Les parlementaires pointent aussi une contre-vérité assénée par la ministre devant la commission, le 16 novembre. La FFT “ne touche pas le moindre euro de subvention publique”, avait-elle déclaré, pour justifier son salaire. Or, cela est tout à fait faux, comme l’indiquent les parlementaires, qui reprochent à Amélie Oudéa-Castéra d’avoir “fourni une présentation inexacte du soutien public consenti par l’Etat”. Le lendemain de son audition, la ministre s’était rétractée, en envoyant à la commission un courrier rectificatif, ce qui lui avait permis d’échapper à un signalement pour “parjure”. Mais les chiffres avancés par la ministre (1,28 million d’euros de subvention de l’Etat en 2022) apparaissent “minimisés”, très sous-estimés, selon les députés.

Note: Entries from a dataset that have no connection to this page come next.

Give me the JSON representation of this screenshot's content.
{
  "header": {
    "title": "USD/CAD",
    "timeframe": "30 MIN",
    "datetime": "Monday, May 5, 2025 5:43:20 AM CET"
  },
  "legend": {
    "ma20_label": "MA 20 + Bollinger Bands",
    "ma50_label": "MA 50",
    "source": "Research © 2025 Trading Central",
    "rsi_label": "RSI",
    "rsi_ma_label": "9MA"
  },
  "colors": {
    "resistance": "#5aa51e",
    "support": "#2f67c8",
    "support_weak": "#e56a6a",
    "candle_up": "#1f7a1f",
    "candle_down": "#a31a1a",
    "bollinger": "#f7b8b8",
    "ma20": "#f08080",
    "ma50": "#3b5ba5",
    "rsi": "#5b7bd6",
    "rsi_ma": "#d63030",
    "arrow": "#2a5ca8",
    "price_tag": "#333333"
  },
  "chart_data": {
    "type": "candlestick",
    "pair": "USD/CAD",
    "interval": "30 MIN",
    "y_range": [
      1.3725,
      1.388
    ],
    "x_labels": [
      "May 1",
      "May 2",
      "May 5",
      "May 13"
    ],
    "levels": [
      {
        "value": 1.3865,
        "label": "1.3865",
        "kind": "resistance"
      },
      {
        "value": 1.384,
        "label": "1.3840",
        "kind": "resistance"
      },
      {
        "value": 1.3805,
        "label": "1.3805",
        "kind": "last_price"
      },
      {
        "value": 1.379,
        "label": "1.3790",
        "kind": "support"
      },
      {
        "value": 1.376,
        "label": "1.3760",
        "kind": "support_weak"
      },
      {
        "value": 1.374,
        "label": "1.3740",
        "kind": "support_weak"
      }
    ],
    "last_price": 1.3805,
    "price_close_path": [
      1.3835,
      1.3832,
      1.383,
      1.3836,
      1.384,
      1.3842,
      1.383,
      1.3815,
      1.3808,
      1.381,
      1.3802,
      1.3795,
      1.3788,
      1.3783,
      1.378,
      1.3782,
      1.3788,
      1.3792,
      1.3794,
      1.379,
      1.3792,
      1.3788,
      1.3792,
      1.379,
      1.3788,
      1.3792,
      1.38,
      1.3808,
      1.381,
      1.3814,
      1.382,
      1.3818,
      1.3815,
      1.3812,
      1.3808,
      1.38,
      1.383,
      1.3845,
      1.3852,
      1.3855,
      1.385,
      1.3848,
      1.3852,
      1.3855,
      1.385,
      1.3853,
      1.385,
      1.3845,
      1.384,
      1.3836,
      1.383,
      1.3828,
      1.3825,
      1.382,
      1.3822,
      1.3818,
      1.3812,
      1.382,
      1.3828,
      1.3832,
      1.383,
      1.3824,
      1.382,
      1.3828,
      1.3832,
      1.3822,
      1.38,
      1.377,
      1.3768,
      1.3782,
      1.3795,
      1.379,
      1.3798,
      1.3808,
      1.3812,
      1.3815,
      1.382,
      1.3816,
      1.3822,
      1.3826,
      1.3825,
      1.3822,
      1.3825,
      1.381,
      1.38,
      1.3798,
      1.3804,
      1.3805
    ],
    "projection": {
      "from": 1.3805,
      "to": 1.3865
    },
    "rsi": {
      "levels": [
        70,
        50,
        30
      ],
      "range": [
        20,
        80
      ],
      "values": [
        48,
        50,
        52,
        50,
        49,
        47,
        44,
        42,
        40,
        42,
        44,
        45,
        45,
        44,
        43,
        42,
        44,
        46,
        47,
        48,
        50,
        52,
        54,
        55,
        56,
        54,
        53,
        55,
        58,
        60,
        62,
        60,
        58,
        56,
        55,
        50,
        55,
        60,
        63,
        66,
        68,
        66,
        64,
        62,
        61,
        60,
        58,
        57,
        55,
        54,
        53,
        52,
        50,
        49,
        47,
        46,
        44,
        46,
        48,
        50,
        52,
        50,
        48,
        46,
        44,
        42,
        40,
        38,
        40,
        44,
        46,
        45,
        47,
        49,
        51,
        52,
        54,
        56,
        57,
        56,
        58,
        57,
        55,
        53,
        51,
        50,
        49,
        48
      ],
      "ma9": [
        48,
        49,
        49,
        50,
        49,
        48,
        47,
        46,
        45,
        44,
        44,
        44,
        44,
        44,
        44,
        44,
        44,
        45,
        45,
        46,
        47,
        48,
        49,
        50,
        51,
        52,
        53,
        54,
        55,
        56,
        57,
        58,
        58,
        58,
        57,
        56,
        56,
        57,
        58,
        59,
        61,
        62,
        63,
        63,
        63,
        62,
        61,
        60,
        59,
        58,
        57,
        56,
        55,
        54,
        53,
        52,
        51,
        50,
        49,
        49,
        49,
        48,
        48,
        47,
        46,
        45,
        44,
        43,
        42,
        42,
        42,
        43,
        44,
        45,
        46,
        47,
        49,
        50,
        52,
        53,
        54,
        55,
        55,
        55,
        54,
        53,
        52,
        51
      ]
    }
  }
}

Autre “défaillance” pointée par les élus : le manque de neutralité du “Comité national pour renforcer l’éthique et la vie démocratique dans le sport”. A sa tête, Amélie Oudéa-Castéra, ministre des Sports, a nommé M. Franck Latty, président du comité d’éthique de la FFT. Ce qui est problématique pour la commission d’enquête : “D’une part, le comité d’éthique peut être amené à se prononcer sur la gestion de l’ancienne directrice générale de la FFT, et, d’autre part, un décret du 4 août 2022 a entendu à juste titre rompre tout lien entre la ministre des sports et son ancienne fédération”, écrivent les députés. La commission pointe aussi “la désinvolture avec laquelle le ministère des sports a veillé au respect des lois et règlements en vigueur en matière d’éthique”, spécifiquement sur l’obligation des fédérations délégataires de service public à disposer d’un comité d’éthique indépendant.